I don't know how Filecoin strengthens reliability, but Sia splits your file to 30 small pieces and distributes them randomly among hosts. You only need 10 of the pieces to recover a file. So, in effect, you rely on 10 out of 30 random hosts to be online at the time of recovery. The chance of more than 20 random hosts that are holding your file are offline at the same time is extremely small as long as there's enough diversity among hosters (particularly many different hosting companies and many individual hosters in different regions, so hosting isn't mostly "centralized" to one region or company).

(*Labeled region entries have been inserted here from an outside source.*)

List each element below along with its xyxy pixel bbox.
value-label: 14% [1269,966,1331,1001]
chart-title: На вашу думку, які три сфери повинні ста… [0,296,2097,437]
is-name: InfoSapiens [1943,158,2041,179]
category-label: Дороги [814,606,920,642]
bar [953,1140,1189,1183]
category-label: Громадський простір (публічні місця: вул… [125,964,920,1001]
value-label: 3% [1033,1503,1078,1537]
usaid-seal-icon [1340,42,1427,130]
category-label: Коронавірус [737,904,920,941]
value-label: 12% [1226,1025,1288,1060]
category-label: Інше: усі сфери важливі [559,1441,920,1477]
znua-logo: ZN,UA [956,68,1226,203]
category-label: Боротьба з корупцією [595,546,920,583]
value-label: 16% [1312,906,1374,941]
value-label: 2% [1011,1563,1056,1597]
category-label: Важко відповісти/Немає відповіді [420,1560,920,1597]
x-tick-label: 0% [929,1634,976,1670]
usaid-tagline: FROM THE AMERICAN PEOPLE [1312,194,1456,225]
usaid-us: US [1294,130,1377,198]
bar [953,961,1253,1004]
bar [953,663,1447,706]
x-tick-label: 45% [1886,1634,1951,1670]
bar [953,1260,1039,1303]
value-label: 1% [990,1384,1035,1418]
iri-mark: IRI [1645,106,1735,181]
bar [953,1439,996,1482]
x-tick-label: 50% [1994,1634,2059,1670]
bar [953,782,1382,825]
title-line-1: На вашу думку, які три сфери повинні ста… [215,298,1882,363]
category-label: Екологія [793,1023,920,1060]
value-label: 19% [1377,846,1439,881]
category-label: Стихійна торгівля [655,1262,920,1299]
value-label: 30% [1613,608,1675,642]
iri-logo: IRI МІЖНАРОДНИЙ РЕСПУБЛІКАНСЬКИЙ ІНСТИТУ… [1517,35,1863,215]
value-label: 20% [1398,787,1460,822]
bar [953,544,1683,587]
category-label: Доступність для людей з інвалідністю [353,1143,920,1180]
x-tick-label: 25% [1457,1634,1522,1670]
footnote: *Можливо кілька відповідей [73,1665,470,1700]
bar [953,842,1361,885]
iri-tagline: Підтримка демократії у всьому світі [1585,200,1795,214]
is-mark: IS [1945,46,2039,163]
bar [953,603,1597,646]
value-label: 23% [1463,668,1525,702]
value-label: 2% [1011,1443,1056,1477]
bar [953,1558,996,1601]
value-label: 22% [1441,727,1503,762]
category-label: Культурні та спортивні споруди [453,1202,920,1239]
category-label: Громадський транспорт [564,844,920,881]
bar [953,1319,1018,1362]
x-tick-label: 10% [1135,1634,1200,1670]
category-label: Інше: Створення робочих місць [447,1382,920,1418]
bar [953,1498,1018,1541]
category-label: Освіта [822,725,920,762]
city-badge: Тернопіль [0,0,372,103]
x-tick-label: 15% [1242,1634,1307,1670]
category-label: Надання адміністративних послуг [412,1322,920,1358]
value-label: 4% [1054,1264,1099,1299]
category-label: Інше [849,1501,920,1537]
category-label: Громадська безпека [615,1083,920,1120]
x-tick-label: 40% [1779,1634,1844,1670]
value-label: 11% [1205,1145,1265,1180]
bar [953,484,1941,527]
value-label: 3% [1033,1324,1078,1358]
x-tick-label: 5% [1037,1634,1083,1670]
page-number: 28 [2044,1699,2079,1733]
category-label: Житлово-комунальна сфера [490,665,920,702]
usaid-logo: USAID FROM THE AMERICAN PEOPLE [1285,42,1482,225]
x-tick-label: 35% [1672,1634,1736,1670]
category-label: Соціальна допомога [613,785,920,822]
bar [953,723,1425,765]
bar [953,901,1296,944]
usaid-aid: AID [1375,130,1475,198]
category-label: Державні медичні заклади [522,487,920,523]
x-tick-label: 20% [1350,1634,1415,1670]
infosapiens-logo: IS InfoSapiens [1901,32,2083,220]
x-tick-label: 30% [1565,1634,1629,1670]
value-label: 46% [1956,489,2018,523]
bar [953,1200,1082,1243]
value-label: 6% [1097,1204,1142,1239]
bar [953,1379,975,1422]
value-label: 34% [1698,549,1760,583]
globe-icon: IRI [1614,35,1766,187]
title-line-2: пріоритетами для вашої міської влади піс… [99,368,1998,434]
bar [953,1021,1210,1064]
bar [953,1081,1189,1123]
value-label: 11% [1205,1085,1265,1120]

I think Sia's method would prove to be extremely reliable, but again, it depends on the hosters. If the largest single hoster owns less than a third of the capacity of the network, even if they suddenly go offline, you should be able to recover your file since you rely only on a third of the 30 hosts who hold your file to be online.

Also, I think that the number of pieces you need to recover a file can be tuned, so if 33% would prove to not be reliable enough, Sia/Filecoin can tune it down to increase reliability.


I haven't had a chance to dig into this paper yet, but for a similar system Swarm [0], there is a system of insurance and escrow on file chunks, and a system of verifying the hash of piece of the file to see if they still have its contents.

[0] http://swarm-gateways.net/bzz:/theswarm.eth/


The file is encrypted locally before uploading to the network. Then the file is sharded, and the shards are replicated among the nodes. Once a shard falls below a certain replication threshold, it will get copied to a new node.

There are other schemes that don't require a copy of each shard, allowing you to reconstruct the file if any subset of the nodes is online.


> allowing you to reconstruct the file if any subset of the nodes is online.

Any subset? Surely there's some minimum number of nodes (>1) that need to be online. Unless each node has a complete copy.


Presumably your data is duplicated to the point that all nodes containing any particular piece of data are very unlikely to be offline at a given time.


They are most likely encrypted with your public key, no?